Because local offices and restaurants would have been less than thrilled if I barged in and started "Ok Googling" at everyone, I needed to generate a simulated soundscape that emulated the hustle and bustle of an office or a restaurant.
I turned to the very cool Web site, Coffitivity, for help. This site plays ambient sounds of people gathering, ranging from a bistro to a morning coffee shop. I chose University Undertones, because I thought the "scholarly sounds of a campus cafe" would fit perfectly for our test. I then cranked up my entertainment center until it reached the decibel levels that matched the environments I was testing.
According to "Occupational noise exposure and control," an occupational health and safety information page from Australia's Monash University, the typical office environment generates about 50-60 dB of ambient sound.
When I set my simulated sound environment to 55 dB, I was able to trigger "Ok Google" from 17.95 feet away, which again was the point at which I ran out of room in the room.
Finally, I decided to try simulating a relatively busy restaurant. I found a great article in the LA Times by Betty Hallock, who went into some popular restaurants and measured the noise. She reported dB levels ranging from about 80 to 90 dB.
I again set my sound level to the middle of the range, this time 85 dB. Here, finally, "Ok Google" started to have some problems. Note that 85 dB is roughly the sound level of a noisy lawn mower, and I kept my "Ok Google" source sound at the constant 60 dB I used throughout the test.
In this environment, which is noisier than a factory, "Ok Google" did not respond until the source sound got to 2.94 feet from the phone. Even so, that's an important fact, because if you measure the distances between the mouths of two people sitting side-by-side at a table, you'll generally find the distance is just about three feet.
In other words, even in an environment as loud as a poorly maintained lawn mower, "Ok Google" on your phone will respond when the person sitting next to you tries to talk to his or her phone.
The following chart summarizes my findings.
Here's the bottom line. If "Ok Google" and voice command remains a novelty, this is not a problem.
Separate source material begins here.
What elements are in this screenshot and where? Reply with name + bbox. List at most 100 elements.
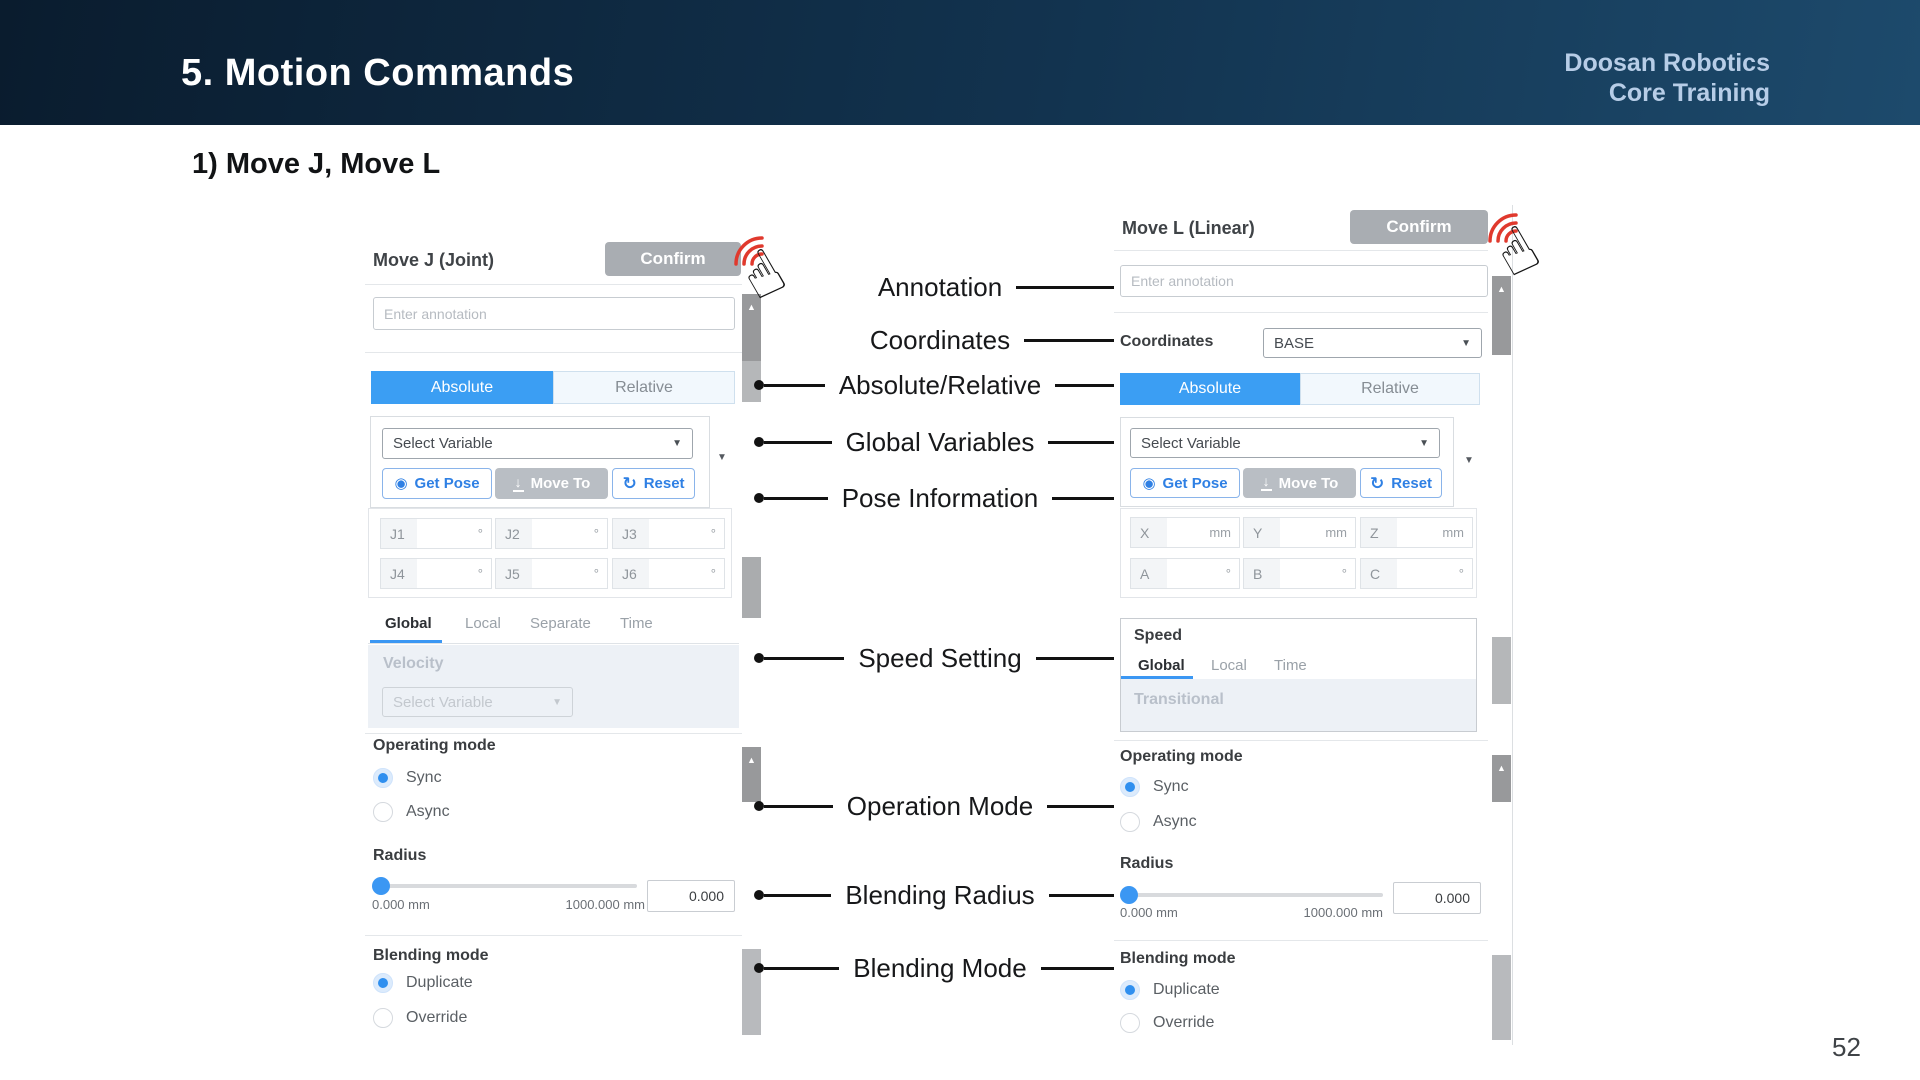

But, as Steven said, if voice command becomes a mainstream tool, then having one catchphrase for every "Ok Google" user will simply not do.
There will need to be some form of personalization so your phone and only your phone (or PC or tablet) responds when spoken to. In addition, if you own different devices, each device has to know when it's being spoken to, so everything doesn't trigger at once.
This could be a substantially more difficult problem to solve than basic voice recognition. That's because you want the system to be discerning enough to recognize your voice and catchphrase and not trigger a false positive on someone else saying the same thing.
At the same time, you need the system to be reliable enough to always respond to you and not mistakenly ignore your command because it wasn't issued perfectly enough to trigger the sound validation elements in the "Ok Google" system.
That's some very challenging computer science, right there. But if Google wants to see "Ok Google" scale and not get discarded just when it starts getting interesting because everyone's phone is fighting "Ok Google" battles with everyone else's phone, they better get to solving this problem.
With the growth rate of smartphones and the next upgrade cycle nearly upon us, I estimate that Google has a year, at most, to find a solution to the "Ok Google" catchphrase cross-contamination we're all about to experience.